TREND 3: HOUSE OWNERSHIP

  • The Average Tax Ratio of a house owner is high as his average income (Rs. 11 Lac) is also high, as against that of a non house owner (Rs. 5 Lac).
  • At 40%, Bangalore has the highest number of house owners followed by Hyderabad at 17%.
  • Among those having an income below Rs. 5 Lac, only 6.8% own a house. Also, only 20% house owners are below 30 years of age. This indicates that there are only a few people who recognize owning a house as a smart investment and tax planning option in the beginning of their career.
  • Interestingly, the largest percentage of house owners is in the age bracket of 31-35 years at 42%.
  • Percentage of house owners in the age group 21-30 is 20% with 21-25 contributing only 1%. This percentage can be improved with careful tax optimization.

TREND 4: SALARY

  • While one third of salaried individuals earning up to Rs. 5 Lac pay ZERO tax, the Average Tax Ratio of the remaining two third is 3%.
  • Salaried individuals in NCR and Bangalore pay lower tax as compared to their counterparts in other cities.
  • Average Tax Ratio of salaried individuals earning Rs. 5 to 10 Lac is 9%, however there are only 0.6% people in this category with “0%” Tax Ratio.
  • Only 56% salaried individuals own a house despite earning more than Rs. 10 Lac as income.
  • About 8% of salaried individuals earning more than Rs. 10 Lac disclose interest income earned from savings bank account.
  • As high as 92% salaried individuals earning more than Rs. 10 Lac claim full exemption u/s 80C. However, only 30% of those earning less than Rs. 10 Lac exhaust the full limit of Rs. 1 Lac.

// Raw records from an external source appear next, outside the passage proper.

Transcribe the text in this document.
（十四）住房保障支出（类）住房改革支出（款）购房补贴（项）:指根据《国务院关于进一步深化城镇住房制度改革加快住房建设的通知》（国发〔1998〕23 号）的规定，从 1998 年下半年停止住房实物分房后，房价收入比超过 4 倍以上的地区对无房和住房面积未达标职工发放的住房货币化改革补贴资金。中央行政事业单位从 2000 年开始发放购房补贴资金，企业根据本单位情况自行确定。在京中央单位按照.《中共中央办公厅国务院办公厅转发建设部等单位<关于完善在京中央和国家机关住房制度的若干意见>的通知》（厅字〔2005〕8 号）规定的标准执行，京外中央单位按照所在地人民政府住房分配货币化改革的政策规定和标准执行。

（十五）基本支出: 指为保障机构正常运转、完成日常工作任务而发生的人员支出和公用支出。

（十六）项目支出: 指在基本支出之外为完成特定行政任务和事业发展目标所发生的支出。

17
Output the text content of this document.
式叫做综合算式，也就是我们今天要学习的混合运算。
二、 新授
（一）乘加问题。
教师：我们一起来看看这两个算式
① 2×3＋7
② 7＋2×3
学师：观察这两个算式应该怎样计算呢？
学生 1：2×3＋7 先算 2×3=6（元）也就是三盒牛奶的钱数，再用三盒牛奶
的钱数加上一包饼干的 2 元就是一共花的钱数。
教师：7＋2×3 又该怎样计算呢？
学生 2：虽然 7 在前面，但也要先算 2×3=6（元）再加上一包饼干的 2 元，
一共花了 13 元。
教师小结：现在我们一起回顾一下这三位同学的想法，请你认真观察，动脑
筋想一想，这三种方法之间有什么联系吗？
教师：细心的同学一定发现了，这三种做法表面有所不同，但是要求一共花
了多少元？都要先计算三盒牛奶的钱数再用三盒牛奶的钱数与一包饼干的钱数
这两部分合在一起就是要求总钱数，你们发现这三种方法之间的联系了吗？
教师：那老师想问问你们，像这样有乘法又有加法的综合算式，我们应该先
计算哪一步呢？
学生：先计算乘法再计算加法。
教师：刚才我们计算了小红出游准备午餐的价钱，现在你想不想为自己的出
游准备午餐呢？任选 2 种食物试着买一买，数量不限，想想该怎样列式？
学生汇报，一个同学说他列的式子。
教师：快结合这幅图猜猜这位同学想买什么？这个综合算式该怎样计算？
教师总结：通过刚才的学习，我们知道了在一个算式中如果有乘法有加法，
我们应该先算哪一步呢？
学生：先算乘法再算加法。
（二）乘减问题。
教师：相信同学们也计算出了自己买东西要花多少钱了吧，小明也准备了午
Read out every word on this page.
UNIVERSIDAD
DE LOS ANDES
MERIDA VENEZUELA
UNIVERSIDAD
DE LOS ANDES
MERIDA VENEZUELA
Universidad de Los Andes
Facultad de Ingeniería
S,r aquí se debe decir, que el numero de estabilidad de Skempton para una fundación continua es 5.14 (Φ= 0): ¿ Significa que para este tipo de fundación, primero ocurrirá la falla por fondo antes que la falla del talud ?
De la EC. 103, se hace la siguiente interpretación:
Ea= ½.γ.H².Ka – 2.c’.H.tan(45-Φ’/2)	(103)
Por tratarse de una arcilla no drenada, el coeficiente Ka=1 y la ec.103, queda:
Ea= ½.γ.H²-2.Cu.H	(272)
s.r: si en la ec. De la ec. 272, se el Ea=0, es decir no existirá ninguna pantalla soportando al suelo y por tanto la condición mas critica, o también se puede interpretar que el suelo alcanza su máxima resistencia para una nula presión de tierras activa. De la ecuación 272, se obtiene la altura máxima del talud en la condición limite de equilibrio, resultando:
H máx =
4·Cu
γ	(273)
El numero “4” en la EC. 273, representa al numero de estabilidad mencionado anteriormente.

TREND 5: SELF ASSESSMENT TAX

  • About 4% of salaried individuals have paid an average amount of Rs. 15,000 as Self-Assessment Tax.
  • As many as 57% of salaried individuals could have avoided paying Self-Assessment Tax by informing their employers about having another Form 16.

TREND 6: ITR FILING PATTERN

  • Late filing doesn’t reflect complexity in the financials of the late filers. Around 96% of late filers had no other income except salary.
  • Among those who file their returns late, about 56% are below 30 years of age.
  • Bangalore leads in terms of late filers at 39% followed by NCR at 24%. On the other hand, people from Hyderabad and Chennai contribute about 9% each to the late filers.
  • Of the total return filers in Bangalore, about 45% file their returns after 3rd week of July.
  • Only 39% of the return filers in NCR region file their returns post 3rd week of July.
  • Male filers are less likely to file their returns late as compared to the female filers.